Dominic went looking for him. The terrace continued round the corner of the house and all along the north-east wall; and at an hour when everything that wakes turns its back on the chill of the night and looks eastward into the first rays of the sun, this jutting corner seemed to be the place where anyone already waking would naturally go. There was a stone seat just round the corner, draped with a hand-loomed rug. And there was a man sitting cross-legged on the seat, his hands cupped in his lap, his face upturned to the rising sun.

His colour was pale bronze, and in the reddish, gilding rays of dawn, launched horizontally like lances along the mist-blue and dust-amber land, he might have been indeed a bronze, made not so far away in Tanjore in the high period of the art, three centuries and more ago, for all his clothing melted into the same range of glossy metallic shades. Not even the darkness and texture of hair broke the unity, for his head, with close-set ears and beautiful, subtle shaping of the skull beneath the skin, was shaven naked as his face. Lofty, jutting bronze brows arched above large, closed eyelids; the long lips were folded together peacefully in the faintest and purest of smiles, and the thin, straight nose inhaled so softly and tranquilly that not even the act of breathing seemed to inflect his charged stillness.

But he was not asleep. As soon as Dominic’s advancing figure cast a shadow on his nearer shoulder, the bronze cups of his eyelids lifted from exceedingly bright, mild, knowing eyes, dark brown and deeply set; and when two more steps had projected the shadow across his body he dwindled magically but gracefully into a middle-sized elderly gentleman wearing a saffron robe with a frayed hem kilted comfortably round his loins, and a fawn-coloured trench coat draped over his shoulders. His naked feet – his sandals lay beside the bench – were slim, bony and whitened with dust.

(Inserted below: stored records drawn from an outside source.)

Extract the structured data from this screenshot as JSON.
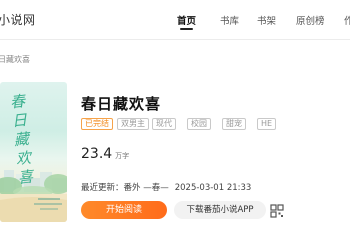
{
  "header": {
    "brand": "小说网",
    "nav": [
      {
        "label": "首页",
        "active": true
      },
      {
        "label": "书库",
        "active": false
      },
      {
        "label": "书架",
        "active": false
      },
      {
        "label": "原创榜",
        "active": false
      },
      {
        "label": "作",
        "active": false
      }
    ]
  },
  "breadcrumb": "日藏欢喜",
  "book": {
    "cover_title": "春日藏欢喜",
    "title": "春日藏欢喜",
    "tags": [
      "已完结",
      "双男主",
      "现代",
      "校园",
      "甜宠",
      "HE"
    ],
    "word_count": "23.4",
    "word_unit": "万字",
    "update_label": "最近更新：",
    "update_chapter": "番外 —春—",
    "update_time": "2025-03-01 21:33"
  },
  "actions": {
    "read_label": "开始阅读",
    "app_label": "下载番茄小说APP"
  },
  "colors": {
    "accent": "#ff7a22",
    "tag_status": "#f28a1c",
    "cover_text": "#3bb08f"
  }
}
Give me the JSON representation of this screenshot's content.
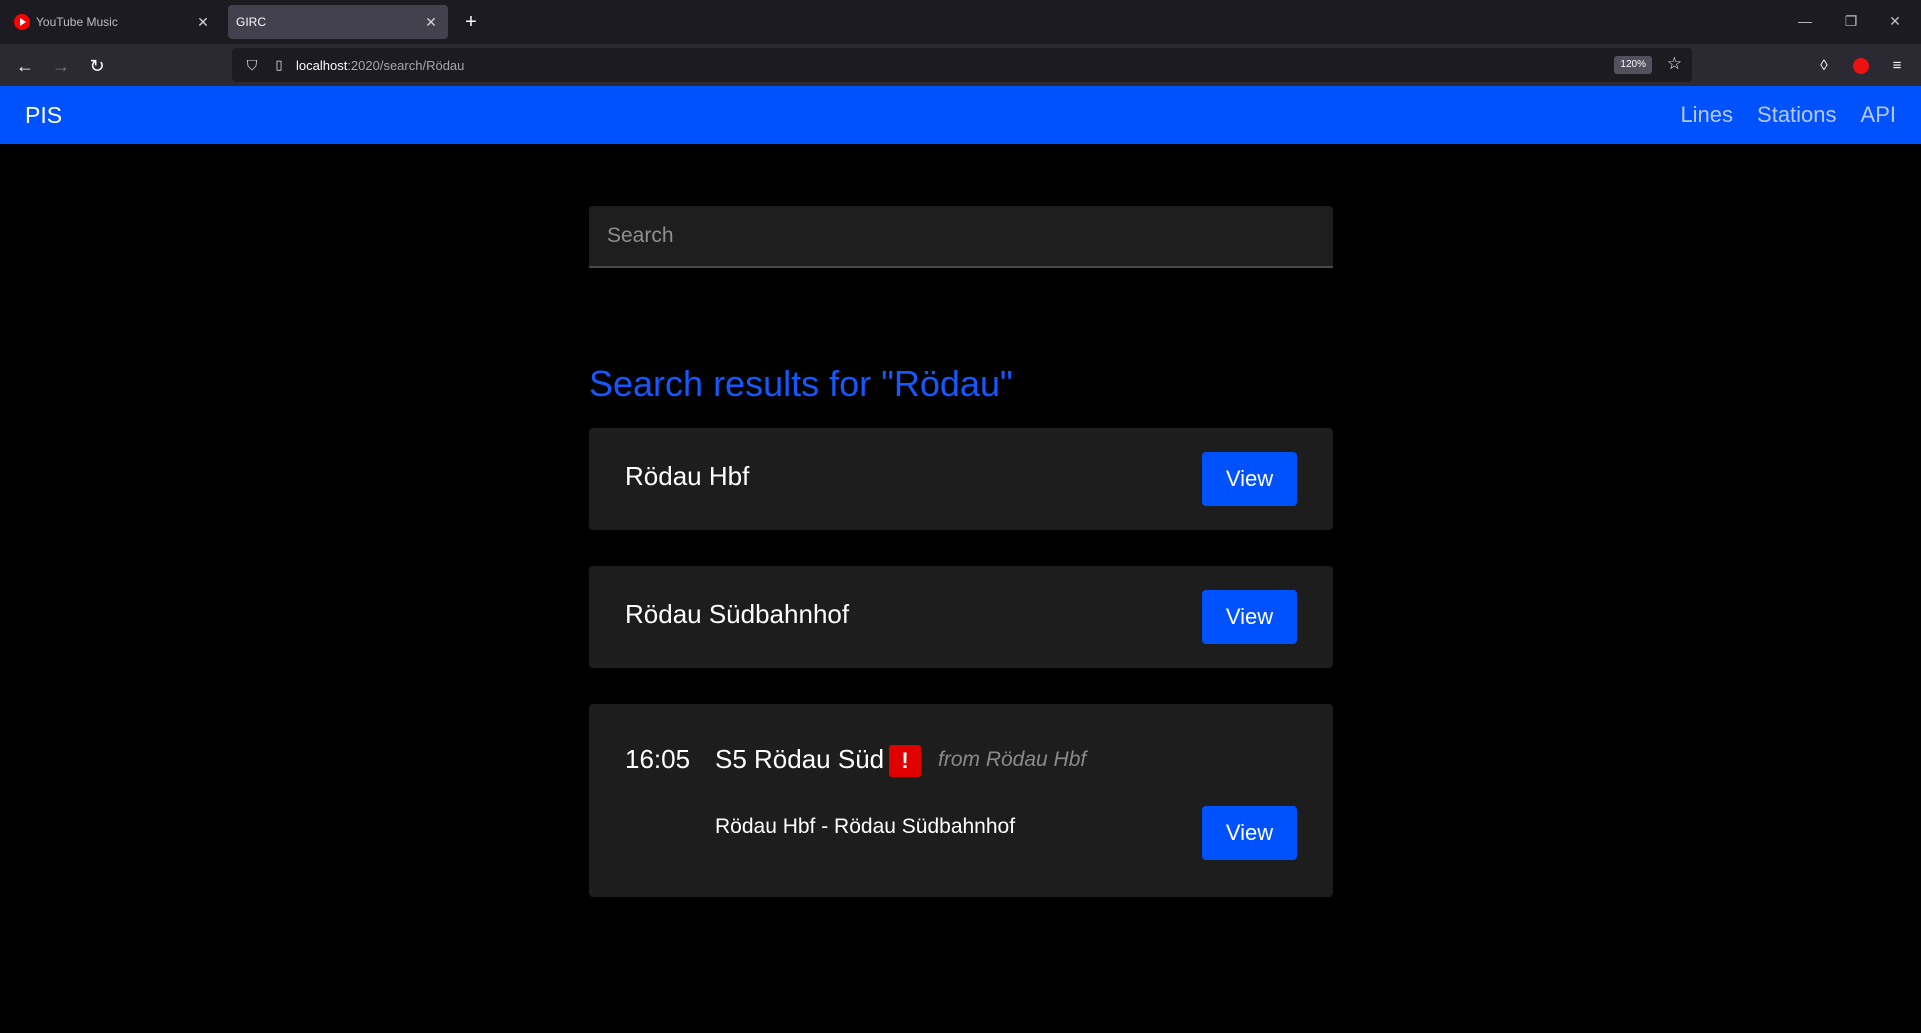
{
  "browser": {
    "tabs": [
      {
        "title": "YouTube Music",
        "active": false,
        "icon": "youtube-music-icon"
      },
      {
        "title": "GIRC",
        "active": true
      }
    ],
    "url_host": "localhost",
    "url_path": ":2020/search/Rödau",
    "zoom": "120%"
  },
  "site": {
    "brand": "PIS",
    "nav_links": [
      "Lines",
      "Stations",
      "API"
    ]
  },
  "search": {
    "placeholder": "Search",
    "value": ""
  },
  "results": {
    "title": "Search results for \"Rödau\"",
    "stations": [
      {
        "name": "Rödau Hbf",
        "button": "View"
      },
      {
        "name": "Rödau Südbahnhof",
        "button": "View"
      }
    ],
    "trip": {
      "time": "16:05",
      "line": "S5 Rödau Süd",
      "alert": "!",
      "from": "from Rödau Hbf",
      "route": "Rödau Hbf - Rödau Südbahnhof",
      "button": "View"
    }
  },
  "colors": {
    "navbar": "#0052ff",
    "accent": "#1558ff",
    "alert": "#e00000",
    "card": "#1d1d1d"
  }
}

He looked way-worn, but not tired. And he looked up at Dominic with a bright, gratified smile, and joined his palms gently under his chin in greeting.

Namaste, my son!’

Namaste, my father! I’m glad you are here.’ His very presence resolved everything into a matter of serene understatements.

‘You are not surprised?’ remarked the Swami Premanathanand, with a distinct suggestion of disappointment.

‘Never surprised by you. But very glad of you.’

‘I flew from Delhi to Madurai – it is a tedious business, thought it is so quick. And from Madurai I have driven that hired car – a car quite unknown to me, I am used only to my own.’ His own was a forty-year-old Rolls, visually reduced by sheer hard labour to a flying scarecrow, but mechanically nursed like an only child. He was slightly surprised by his success with this modern degenerate, and a little proud. ‘I arrived nearly an hour ago, but I did not wish to disturb anyone. I am afraid this is a house not well-blessed at present with dreamless sleep.’

‘I dreamed I heard you coming,’ said Dominic.

‘That was not a dream, I was thinking of you. As I promised,’ he said, ‘I gave thought to the problem of what might best be done. And I thought that my responsibility in this matter is very great, and that I ought to be here with you.’

He rose, and slipped his feet into his worn sandals, his long, prehensile toes gripping the leather thongs.